A JUDGE asked for an inmate at Wrexham's Berwyn prison to resume his medication as soon as possible as without it he is a danger to himself and others.

Ethan James Keating, 23, was appearing at Caernarfon Crown Court for sentencing via video link from the prison in Wrexham.

He had pleading guilty to the unlawful wounding of Sian Price, who described Keating as being her best friend before the attack, at South Parade, Pensarn, on November 24 last year.

Keating had jumped up from the chair in the living room, the court heard, before striking the victim on the side of the head with an object, believed to be a dumbbell. He then punched her repeatedly to the head and body before leaving the flat, which was then his home address.

The victim was knocked unconscious and required 11 stitches to a laceration on the right side of her head.

In her victim statement she said she was horrified by the attack and is now terrified of the defendant.

At the time of the incident Keating was serving a suspended sentence order imposed on June 21, 2019, for an offence of battery.

After reading character references, provided by Dafydd Roberts, defending, Judge Nicola Jones said that there were two sides to Keating.

She said: "It is clear that Mr Keating is a man of two sides. There is the Mr Keating who doesn't take his medication and becomes extremely violent and terrifying, then there is the Mr Keating who is very vulnerable and who still makes an impact on other people. And people really do like him."

But she added that Keating made the decision to stop taking his anti-psychotic medication and was fully aware that he was prone to violence when not taking it, especially when he was under the influence of cannabis and alcohol as he was at the time of the offence.

Ryan Rothwell, prosecuting, told the court that Keating had 17 convictions for 32 offences, 13 of which involved violence.

Sentencing the defendant to two years imprisonment, Judge Jones said: "You had stopped taking your anti-psychotic medication, which, you know because you've had enough lapses and relapses in your mental state, that the combination of no medication with alcohol and cannabis will lead you to become violent and terrifying.

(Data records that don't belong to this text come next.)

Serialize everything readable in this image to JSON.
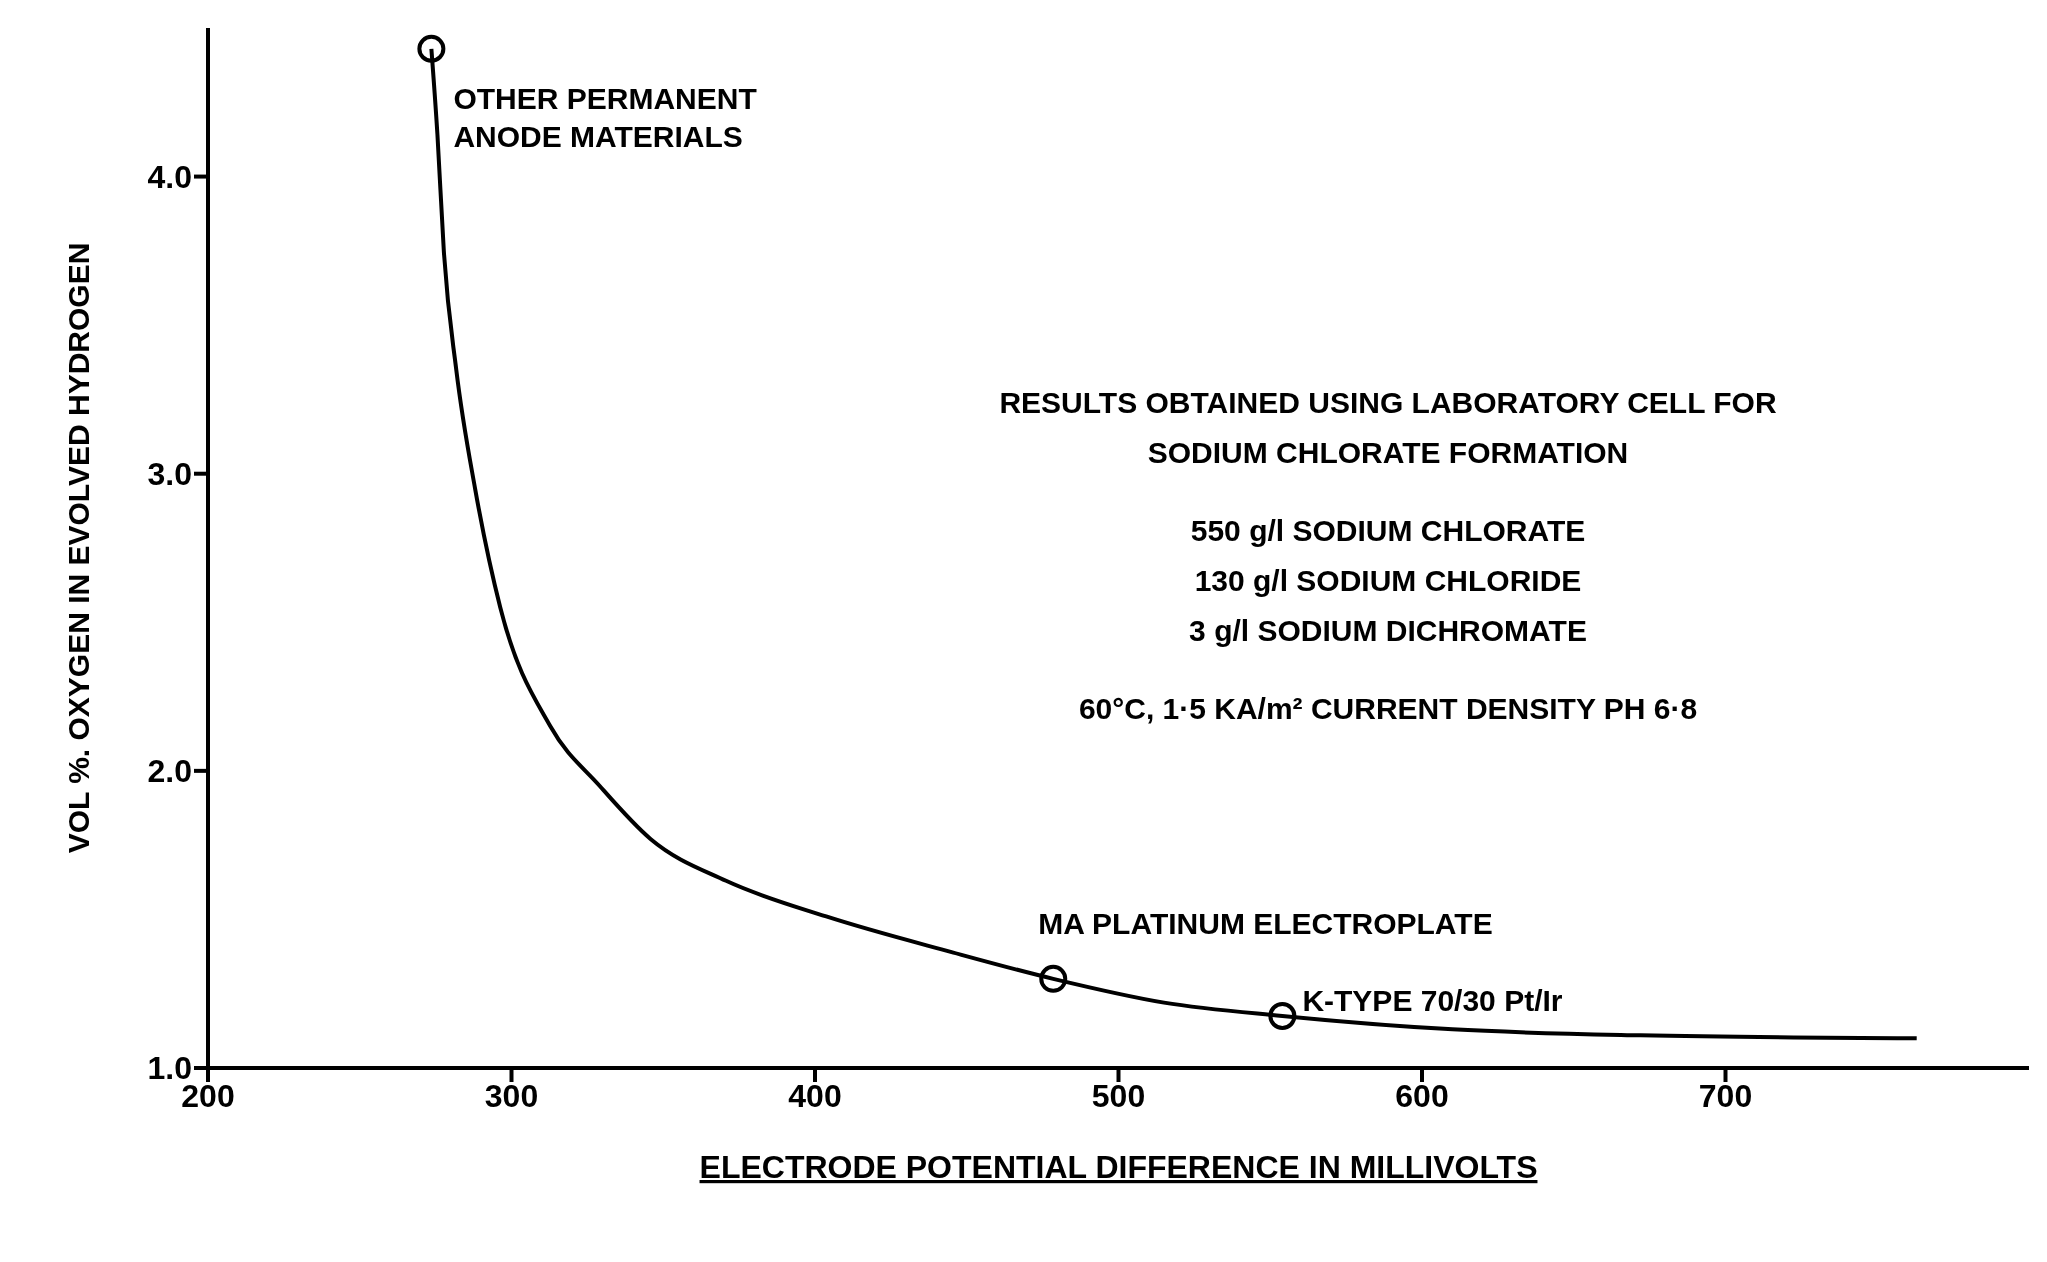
{
  "chart_data": {
    "type": "line",
    "xlabel": "ELECTRODE POTENTIAL DIFFERENCE IN MILLIVOLTS",
    "ylabel": "VOL %. OXYGEN IN EVOLVED HYDROGEN",
    "xlim": [
      200,
      800
    ],
    "xticks": [
      200,
      300,
      400,
      500,
      600,
      700
    ],
    "ylim": [
      1,
      4.5
    ],
    "yticks": [
      {
        "value": 1,
        "label": "1.0"
      },
      {
        "value": 2,
        "label": "2.0"
      },
      {
        "value": 3,
        "label": "3.0"
      },
      {
        "value": 4,
        "label": "4.0"
      }
    ],
    "grid": false,
    "series": [
      {
        "color": "#000000",
        "marker": "none",
        "line_style": "solid",
        "x": [
          273.6,
          275.6,
          277.7,
          281.8,
          288,
          296.3,
          312.8,
          329,
          345.9,
          370.7,
          403.7,
          445,
          478.5,
          515,
          554,
          610,
          672,
          763
        ],
        "values": [
          4.43,
          4.14,
          3.75,
          3.35,
          2.95,
          2.55,
          2.15,
          1.95,
          1.77,
          1.63,
          1.51,
          1.39,
          1.3,
          1.22,
          1.175,
          1.13,
          1.11,
          1.1
        ]
      },
      {
        "type": "scatter",
        "color": "#000000",
        "marker": "circle",
        "x": [
          273.6,
          478.5,
          554
        ],
        "values": [
          4.43,
          1.3,
          1.175
        ]
      }
    ],
    "annotations": [
      {
        "text": "OTHER PERMANENT\nANODE MATERIALS",
        "x": 273.6,
        "y": 4.43
      },
      {
        "text": "MA PLATINUM ELECTROPLATE",
        "x": 478.5,
        "y": 1.3
      },
      {
        "text": "K-TYPE 70/30 Pt/Ir",
        "x": 554,
        "y": 1.175
      },
      "RESULTS OBTAINED USING LABORATORY CELL FOR\nSODIUM CHLORATE FORMATION",
      "550 g/l SODIUM CHLORATE\n130 g/l SODIUM CHLORIDE\n3 g/l SODIUM DICHROMATE",
      "60°C, 1·5 KA/m² CURRENT DENSITY PH 6·8"
    ]
  }
}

This is totally outside of your usual nature."

The judge added that the aggravating features in the case were that Keating was intoxicated with drink and drugs, he used repeated blows, his previous convictions, and that after rendering the victim unconscious and bleeding from a head injury her left her.

He was also issued with a restraining order prohibiting him from contacting the victim in person or through social media or encouraging any third party to do so.

Upon sentencing, Keating got up from his chair, swore, and said he wanted to smash the videolink screen through which he was watching proceedings.

The judge asked the probation officer present to contact the prison as soon as possible.

She said: "I am concerned that you are not receiving treatment for your mental disorder and I am going to ask the probation service to send a copy of the psychiatric report to the prison as a matter of urgency demanding that Mr Keating receive the treatment which he needs.

"I taking into account the effect of a custodial sentence on someone with your mental disorder and I am extremely concerned that you are not being treated in prison."

Keating must also serve two months from the suspended sentence consecutively and must also pay a victim surcharge of £156.